Some of the chief ones among those of the lower nature are anger, hatred, jealousy, malice, rage. Their effect, especially when violent, is to emit a poisonous substance into the system, or rather, to set up a corroding influence which transforms the healthy and life-giving secretions of the body into the poisonous and the destructive. When one, for example, is dominated, even if for but a moment by a passion of anger or rage, there is set up in the system what might be justly termed a bodily thunder-storm, which has the effect of souring or corroding the normal and healthy secretions of the body and making them so that instead of life-giving they become poisonous. This, if indulged in to any extent, sooner or later induces the form of disease that this particular state of mind and emotion or passion gives birth to; and it in turn becomes chronic.
We shall ultimately find, as we are beginning to so rapidly to-day, that practically all disease has its origin in perverted mental states or emotions; that anger, hatred, fear, worry, jealousy, lust, as well as all milder forms of perverted mental states and emotions, has each its own peculiar poisoning effects and induces each its own peculiar form of disease, for all life is from within out.
Then some of the chief ones belonging to the other class—mental states and emotions of the higher nature—are love, sympathy, benevolence, kindliness, and good cheer. These are the natural and the normal; and their effect, when habitually entertained, is to stimulate a vital, healthy, bounding, purifying, and life-giving action, the exact opposite of the others; and these very forces, set into a bounding activity, will in time counteract and heal the disease-giving effects of their opposites. Their effects upon the countenance and features in inducing the highest beauty that can dwell there are also marked and all-powerful. So much, then, in regard to the effects of one’s thought forces upon the self. A word more in regard to their effects upon others.
Our prevailing thought forces determine the mental atmosphere we create around us, and all who come within its influence are affected in one way or another, according to the quality of that atmosphere; and, though they may not always get the exact thoughts, they nevertheless get the effects of the emotions dominating the originator of the thoughts, and hence the creator of this particular mental atmosphere, and the more sensitively organized the person the more sensitive he or she is to this atmosphere, even at times to getting the exact and very thoughts. So even in this the prophecy is beginning to be fulfilled,—there is nothing hid that shall not be revealed.

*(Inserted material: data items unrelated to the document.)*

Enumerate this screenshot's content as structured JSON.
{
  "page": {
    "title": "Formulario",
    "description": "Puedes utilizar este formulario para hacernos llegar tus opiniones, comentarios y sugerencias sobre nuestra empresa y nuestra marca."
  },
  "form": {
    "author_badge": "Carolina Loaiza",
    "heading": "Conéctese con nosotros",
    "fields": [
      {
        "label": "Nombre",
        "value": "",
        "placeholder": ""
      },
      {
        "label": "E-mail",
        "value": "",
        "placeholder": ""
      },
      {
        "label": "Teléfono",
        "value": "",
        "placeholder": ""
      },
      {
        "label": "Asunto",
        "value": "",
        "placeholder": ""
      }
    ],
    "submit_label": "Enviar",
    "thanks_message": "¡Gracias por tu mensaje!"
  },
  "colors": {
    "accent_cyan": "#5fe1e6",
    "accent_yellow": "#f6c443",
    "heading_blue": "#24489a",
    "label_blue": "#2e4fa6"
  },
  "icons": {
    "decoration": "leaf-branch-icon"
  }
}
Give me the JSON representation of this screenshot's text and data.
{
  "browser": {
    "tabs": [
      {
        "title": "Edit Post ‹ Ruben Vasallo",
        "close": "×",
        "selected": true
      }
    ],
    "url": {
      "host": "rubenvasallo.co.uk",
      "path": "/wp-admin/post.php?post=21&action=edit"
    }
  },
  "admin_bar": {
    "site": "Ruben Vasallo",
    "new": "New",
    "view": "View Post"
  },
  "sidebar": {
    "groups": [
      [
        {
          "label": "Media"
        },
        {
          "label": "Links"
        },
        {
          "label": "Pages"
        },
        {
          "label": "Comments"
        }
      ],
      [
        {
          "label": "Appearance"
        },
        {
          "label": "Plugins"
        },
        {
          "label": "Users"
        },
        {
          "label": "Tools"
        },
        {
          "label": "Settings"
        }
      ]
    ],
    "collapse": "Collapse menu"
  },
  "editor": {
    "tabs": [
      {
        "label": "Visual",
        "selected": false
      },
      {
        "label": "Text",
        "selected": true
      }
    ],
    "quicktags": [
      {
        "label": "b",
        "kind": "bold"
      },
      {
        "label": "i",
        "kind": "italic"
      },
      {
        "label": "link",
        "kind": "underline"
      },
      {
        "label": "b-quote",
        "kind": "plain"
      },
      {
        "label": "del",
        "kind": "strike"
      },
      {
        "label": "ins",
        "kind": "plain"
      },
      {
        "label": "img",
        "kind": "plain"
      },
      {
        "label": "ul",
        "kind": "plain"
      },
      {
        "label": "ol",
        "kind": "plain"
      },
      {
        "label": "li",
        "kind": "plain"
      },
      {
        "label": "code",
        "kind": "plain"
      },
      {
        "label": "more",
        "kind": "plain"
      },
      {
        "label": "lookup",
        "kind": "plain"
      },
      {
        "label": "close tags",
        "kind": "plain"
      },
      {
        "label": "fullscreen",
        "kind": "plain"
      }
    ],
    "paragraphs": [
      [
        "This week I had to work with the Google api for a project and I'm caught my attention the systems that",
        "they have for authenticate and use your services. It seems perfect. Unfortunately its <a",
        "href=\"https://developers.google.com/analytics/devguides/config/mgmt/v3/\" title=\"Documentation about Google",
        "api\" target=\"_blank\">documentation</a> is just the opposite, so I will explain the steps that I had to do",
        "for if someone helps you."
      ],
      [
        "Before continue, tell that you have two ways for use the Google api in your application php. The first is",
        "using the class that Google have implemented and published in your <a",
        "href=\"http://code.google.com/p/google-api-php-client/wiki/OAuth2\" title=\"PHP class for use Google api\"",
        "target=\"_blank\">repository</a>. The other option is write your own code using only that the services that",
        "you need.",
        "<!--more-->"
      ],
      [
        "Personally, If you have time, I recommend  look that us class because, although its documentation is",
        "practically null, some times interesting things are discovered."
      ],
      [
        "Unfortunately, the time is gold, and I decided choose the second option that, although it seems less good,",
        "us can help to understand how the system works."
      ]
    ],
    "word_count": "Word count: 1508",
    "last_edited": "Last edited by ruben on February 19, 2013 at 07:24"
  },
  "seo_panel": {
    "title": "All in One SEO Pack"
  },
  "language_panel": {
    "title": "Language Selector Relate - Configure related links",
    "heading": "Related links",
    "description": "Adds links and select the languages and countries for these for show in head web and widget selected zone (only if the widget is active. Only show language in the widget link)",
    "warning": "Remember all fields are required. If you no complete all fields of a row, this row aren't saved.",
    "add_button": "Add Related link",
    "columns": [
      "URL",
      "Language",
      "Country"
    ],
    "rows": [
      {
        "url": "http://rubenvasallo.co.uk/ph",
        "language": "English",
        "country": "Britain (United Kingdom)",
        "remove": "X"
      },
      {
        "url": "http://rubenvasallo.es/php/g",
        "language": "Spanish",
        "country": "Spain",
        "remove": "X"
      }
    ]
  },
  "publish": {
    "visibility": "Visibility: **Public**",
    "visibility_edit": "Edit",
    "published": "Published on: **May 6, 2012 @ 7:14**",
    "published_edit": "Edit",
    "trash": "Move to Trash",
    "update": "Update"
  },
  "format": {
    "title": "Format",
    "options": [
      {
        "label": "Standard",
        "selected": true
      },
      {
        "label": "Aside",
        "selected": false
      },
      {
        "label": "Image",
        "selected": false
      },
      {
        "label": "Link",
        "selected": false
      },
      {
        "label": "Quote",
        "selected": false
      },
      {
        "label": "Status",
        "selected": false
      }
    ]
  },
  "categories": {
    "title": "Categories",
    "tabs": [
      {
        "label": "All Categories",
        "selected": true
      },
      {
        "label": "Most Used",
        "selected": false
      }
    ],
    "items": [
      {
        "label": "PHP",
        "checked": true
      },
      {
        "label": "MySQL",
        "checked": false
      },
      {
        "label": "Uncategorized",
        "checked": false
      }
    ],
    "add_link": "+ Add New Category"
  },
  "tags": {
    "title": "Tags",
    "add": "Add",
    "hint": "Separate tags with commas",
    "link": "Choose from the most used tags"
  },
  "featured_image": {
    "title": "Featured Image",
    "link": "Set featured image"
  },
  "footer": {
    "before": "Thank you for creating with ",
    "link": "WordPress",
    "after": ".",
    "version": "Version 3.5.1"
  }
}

If the thought forces sent out by any particular life are those of hatred or jealousy or malice or fault-finding or criticism or scorn, these same thought forces are aroused and sent back from others, so that one is affected not only by reason of the unpleasantness of having such thoughts from others, but they also in turn affect one’s own mental states, and through these his own bodily conditions, so that, so far as even the welfare of self is concerned, the indulgence in thoughts and emotions of this nature are most expensive, most detrimental, most destructive.